Echoing Garcia, Ritter said, “It’s hard to believe.” He looked at the body on the floor. “Gideon Stark of all people. Mein Gott.”
“He was an ambitious man,” Red said. Then, after adjusting the bloodstained towel around Augusta’s neck, “Where is that damned doctor?”
“The damned doctor is here,” John Monroe said, a stocky, white-haired man who wore pince-nez glasses at the end of his snub nose. He looked unflustered and competent. “All of you out,” he said. “Leave the patient some air to breathe.”
“Doc, is she going to be all right?” Red said.
“Son, how would I know?” Monroe said. “I haven’t examined her yet. Now out. All of you.”
“The man on the floor is dead,” Ritter said, “Apoplexy.”
“It doesn’t take a doctor to see that,” Monroe said. “A massive stroke, for sure. He’s been dead for at least fifteen minutes.”
“Aren’t you going to examine him?” Ritter said.
Monroe bent over Stark, felt the man’s neck, straightened and said, “There, I’ve examined him, Sheriff. He’s dead.”

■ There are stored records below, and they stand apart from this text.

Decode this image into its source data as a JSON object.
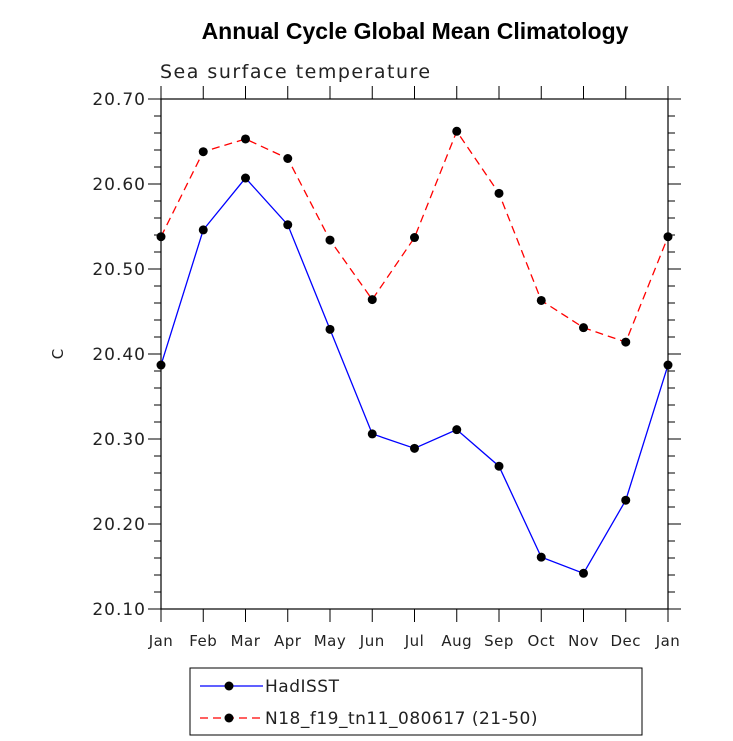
{
  "chart_data": {
    "type": "line",
    "title": "Annual Cycle Global Mean Climatology",
    "subtitle": "Sea surface temperature",
    "xlabel": "",
    "ylabel": "C",
    "categories": [
      "Jan",
      "Feb",
      "Mar",
      "Apr",
      "May",
      "Jun",
      "Jul",
      "Aug",
      "Sep",
      "Oct",
      "Nov",
      "Dec",
      "Jan"
    ],
    "ylim": [
      20.1,
      20.7
    ],
    "yticks": [
      "20.10",
      "20.20",
      "20.30",
      "20.40",
      "20.50",
      "20.60",
      "20.70"
    ],
    "series": [
      {
        "name": "HadISST",
        "color": "#0000ff",
        "dash": "solid",
        "values": [
          20.387,
          20.546,
          20.607,
          20.552,
          20.429,
          20.306,
          20.289,
          20.311,
          20.268,
          20.161,
          20.142,
          20.228,
          20.387
        ]
      },
      {
        "name": "N18_f19_tn11_080617 (21-50)",
        "color": "#ff0000",
        "dash": "dashed",
        "values": [
          20.538,
          20.638,
          20.653,
          20.63,
          20.534,
          20.464,
          20.537,
          20.662,
          20.589,
          20.463,
          20.431,
          20.414,
          20.538
        ]
      }
    ],
    "legend_position": "bottom-center",
    "grid": false
  }
}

“One more thing,” Red said. He held up the thick, viciously spiked wire. “This is what he used to try and strangle Miss Addington.”
Monroe looked at the garrote and nodded. “Yes, I see. Now get out of here.”
Red and the others stepped out of the room and stood in the hallway. Red built a cigarette, as did Garcia, and they both smoked. Sheriff Ritter, looking worried, seemed as though he was trying to say something helpful, intelligent, or at least official, but gave up the attempt and stood with his back to the wall, his face empty.
Red smoked three cigarettes before the door opened and Dr. Monroe stepped into the hallway. “How is she, Doctor?” Ritter said.
“She’s still in shock, but she’ll be fine,” Monroe said. “I treated the wounds on her throat and the sides of her neck and then I bandaged her. I’ll come see her again tomorrow to make sure that there’s no sign of infection.” The doctor looked at Red and said, “My female patients tell me the fashion trend is for dresses with high collars. That is good, because she’ll need them . . . at least for a while until the scars fade.” Then to Ritter. “Did you send for Benny Bone to take care of the dead man?”
Garcia answered that question. “He was my patron. I will take him back to his ranch.”
Monroe nodded and then said, “Any progress in finding the killer of that poor whiskey salesman, Sheriff Ritter?”
“Not yet, but my investigation is proceeding apace,” Ritter said.
“I hope you find him soon,” Monroe said. “First the drummer and then Dr. Bradford. It’s getting to be that a man can’t sleep safe in his bed at night.”
“I have a posse out now on the trail of two of the men connected with the doctor’s slaying,” Ritter said.
Monroe shook his head. “A bad business, Ritter,” he said. “You’d better stay on top of things around here. You know that Bill Summers is considering a run for sheriff?”
“Yes, I’ve heard,” Ritter said.
“A good man, Bill,” Monroe said. “Fought in Tennessee under General Patrick Cleburne in the war.” He tipped his hat. “Well, good day to you gentlemen. I have impatient patients waiting.” He smiled. “Just a little doctor’s joke.”
* * *
Red Ryan sat on the bed and took Augusta Addington’s hand. “How are you feeling?” he said. He shook his head. “Stupid question. I think I have a good idea about how you feel.”
Augusta tried to smile, failed, and said, “The doctor gave me something for the pain. I feel all right.”
“You’ll be up and about in no time,” Red said. “I see the roses coming back to your cheeks already.”
“Dr. Monroe says the scars will go away when I’m an old lady,” Augusta said.
Red kissed her pale mouth. “Then we’ll celebrate that day, you and me,” he said.
“Yes, we will,” Augusta said. She squeezed Red’s hand. “Just the two of us.”